Chancellor George Osborne is believed to want to scrap the 50p rate of tax in his 2013 Budget following claims that it does not make money for the Exchequer.
Although a review is just about to start into how much the higher rate – which came into force in April last year – generates, the Daily Telegraph believes that 2013 had been pencilled in as the best case scenario for the tax to be lowered.
In his Budget last month, Osborne claimed that higher personal tax rates "crush enterprise, undermine aspiration and often undermine tax revenues as people avoid them", but would not be drawn at the time as to when he intended to lower them.

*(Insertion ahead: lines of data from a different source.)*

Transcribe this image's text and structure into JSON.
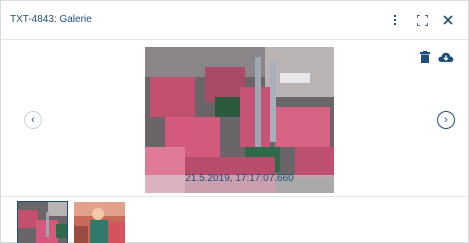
{
  "dialog": {
    "title": "TXT-4843: Galerie",
    "header_icons": [
      "more-vertical-icon",
      "fullscreen-icon",
      "close-icon"
    ]
  },
  "viewer": {
    "timestamp": "21.5.2019, 17:17:07.660",
    "prev_icon": "chevron-left-icon",
    "next_icon": "chevron-right-icon",
    "actions": [
      "trash-icon",
      "cloud-download-icon"
    ]
  },
  "thumbnails": [
    {
      "name": "thumbnail-1",
      "selected": true
    },
    {
      "name": "thumbnail-2",
      "selected": false
    }
  ],
  "colors": {
    "accent": "#1f4e79",
    "border": "#d6dbe0"
  }
}
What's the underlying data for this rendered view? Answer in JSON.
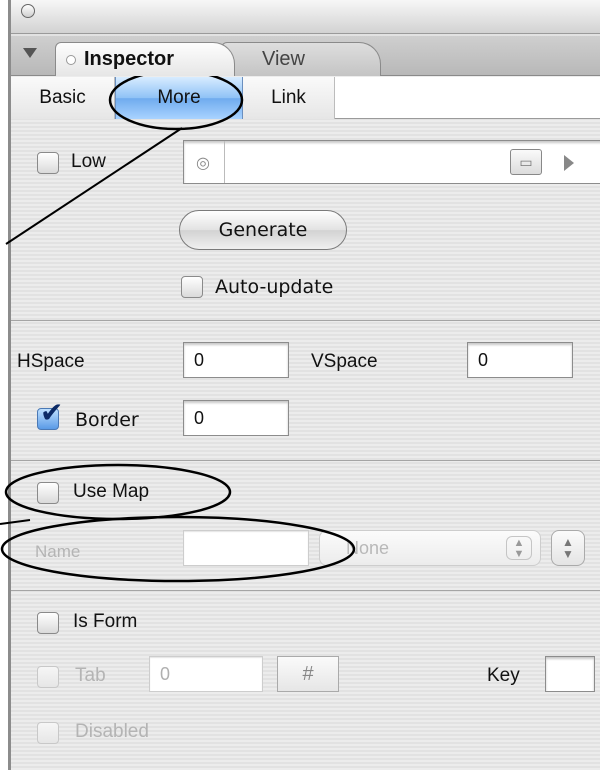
{
  "palette": {
    "panel_bg": "#e6e6e6",
    "selected_tab": "#8fc2f6",
    "text": "#111111",
    "disabled_text": "#b4b4b4",
    "annotation": "#000000"
  },
  "tabs": [
    {
      "label": "Inspector",
      "selected": true
    },
    {
      "label": "View",
      "selected": false
    }
  ],
  "subtabs": [
    {
      "label": "Basic",
      "selected": false
    },
    {
      "label": "More",
      "selected": true
    },
    {
      "label": "Link",
      "selected": false
    }
  ],
  "low_src": {
    "label": "Low",
    "checked": false,
    "value": "",
    "generate_label": "Generate",
    "auto_update_label": "Auto-update",
    "auto_update_checked": false
  },
  "spacing": {
    "hspace_label": "HSpace",
    "hspace_value": "0",
    "vspace_label": "VSpace",
    "vspace_value": "0",
    "border_label": "Border",
    "border_checked": true,
    "border_value": "0"
  },
  "map": {
    "use_map_label": "Use Map",
    "use_map_checked": false,
    "name_label": "Name",
    "name_value": "",
    "popup_value": "None",
    "disabled": true
  },
  "form": {
    "is_form_label": "Is Form",
    "is_form_checked": false,
    "tab_label": "Tab",
    "tab_value": "0",
    "key_label": "Key",
    "key_value": "",
    "disabled_label": "Disabled",
    "disabled_checked": false
  },
  "icons": {
    "disclosure": "disclosure-triangle-icon",
    "target": "target-icon",
    "folder": "folder-icon",
    "arrow": "arrow-right-icon",
    "hash": "hash-icon",
    "stepper": "stepper-icon",
    "checkmark": "checkmark-icon"
  }
}
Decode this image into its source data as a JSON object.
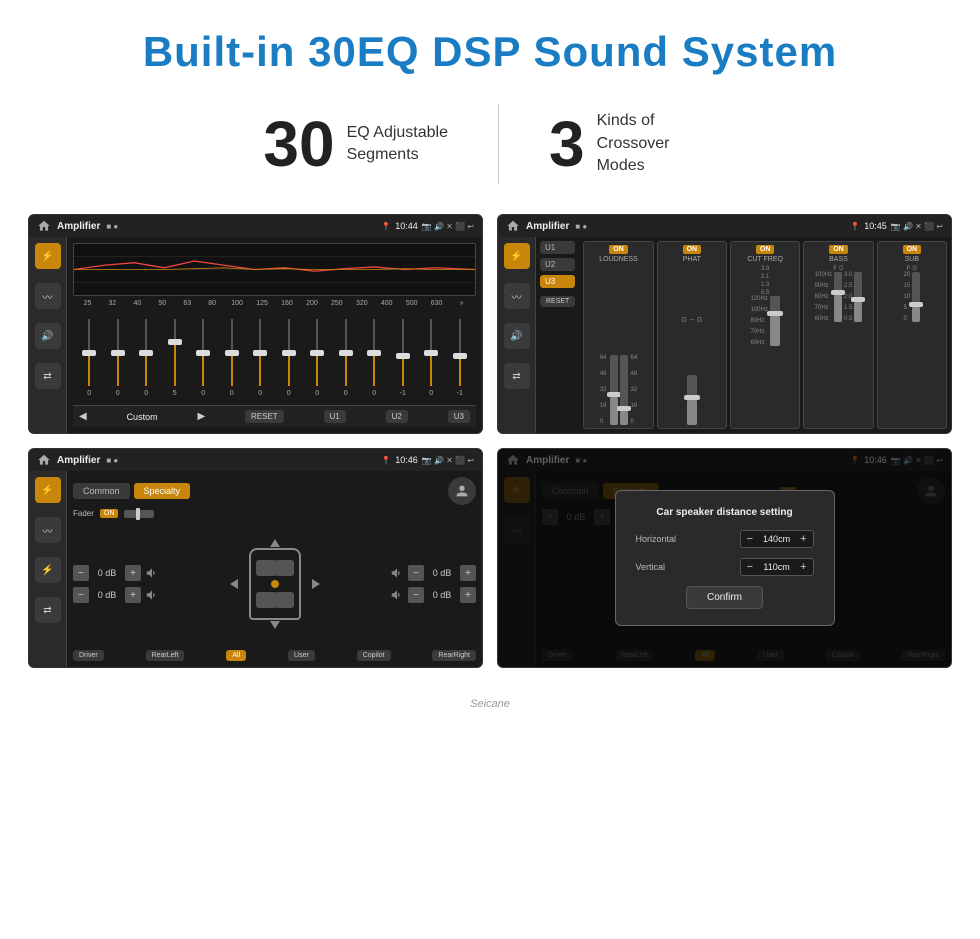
{
  "page": {
    "title": "Built-in 30EQ DSP Sound System",
    "accent_color": "#1a7dc4"
  },
  "stats": [
    {
      "number": "30",
      "desc_line1": "EQ Adjustable",
      "desc_line2": "Segments"
    },
    {
      "number": "3",
      "desc_line1": "Kinds of",
      "desc_line2": "Crossover Modes"
    }
  ],
  "screens": [
    {
      "id": "screen1",
      "title": "Amplifier",
      "time": "10:44",
      "type": "eq",
      "eq_freqs": [
        "25",
        "32",
        "40",
        "50",
        "63",
        "80",
        "100",
        "125",
        "160",
        "200",
        "250",
        "320",
        "400",
        "500",
        "630"
      ],
      "eq_vals": [
        "0",
        "0",
        "0",
        "5",
        "0",
        "0",
        "0",
        "0",
        "0",
        "0",
        "0",
        "-1",
        "0",
        "-1"
      ],
      "eq_preset": "Custom",
      "eq_buttons": [
        "RESET",
        "U1",
        "U2",
        "U3"
      ]
    },
    {
      "id": "screen2",
      "title": "Amplifier",
      "time": "10:45",
      "type": "crossover",
      "presets": [
        "U1",
        "U2",
        "U3"
      ],
      "active_preset": "U3",
      "channels": [
        {
          "name": "LOUDNESS",
          "on": true
        },
        {
          "name": "PHAT",
          "on": true
        },
        {
          "name": "CUT FREQ",
          "on": true
        },
        {
          "name": "BASS",
          "on": true
        },
        {
          "name": "SUB",
          "on": true
        }
      ],
      "reset_label": "RESET"
    },
    {
      "id": "screen3",
      "title": "Amplifier",
      "time": "10:46",
      "type": "speaker",
      "tabs": [
        "Common",
        "Specialty"
      ],
      "active_tab": "Specialty",
      "fader_label": "Fader",
      "fader_on": true,
      "dB_values": [
        "0 dB",
        "0 dB",
        "0 dB",
        "0 dB"
      ],
      "position_buttons": [
        "Driver",
        "RearLeft",
        "All",
        "User",
        "Copilot",
        "RearRight"
      ]
    },
    {
      "id": "screen4",
      "title": "Amplifier",
      "time": "10:46",
      "type": "speaker_modal",
      "tabs": [
        "Common",
        "Specialty"
      ],
      "modal": {
        "title": "Car speaker distance setting",
        "horizontal_label": "Horizontal",
        "horizontal_value": "140cm",
        "vertical_label": "Vertical",
        "vertical_value": "110cm",
        "confirm_label": "Confirm"
      }
    }
  ],
  "watermark": "Seicane"
}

The Treasury said that its position had not changed and that any future moves to alter the 50p tax rate would be determined by the review and only announced in a future Budget.
But the Telegraph said "after three years of straightened economic times and little to cheer Tory voters, Mr Osborne will, by 2013, be desperate to break free from the deficit reduction straight-jacket that has limited any moves they could make to cut taxes".
Some senior Tories are also adamant that cutting the rate would raise money for the Exchequer. Lord Lawson, who as Conservative Chancellor cut the tax rate to 40 pence in 1988, said after Osborne announced the review during his Budget speech: "I hope it will be a signal that he will bring it down next year. The 50 pence rate does not bring in any revenue at all."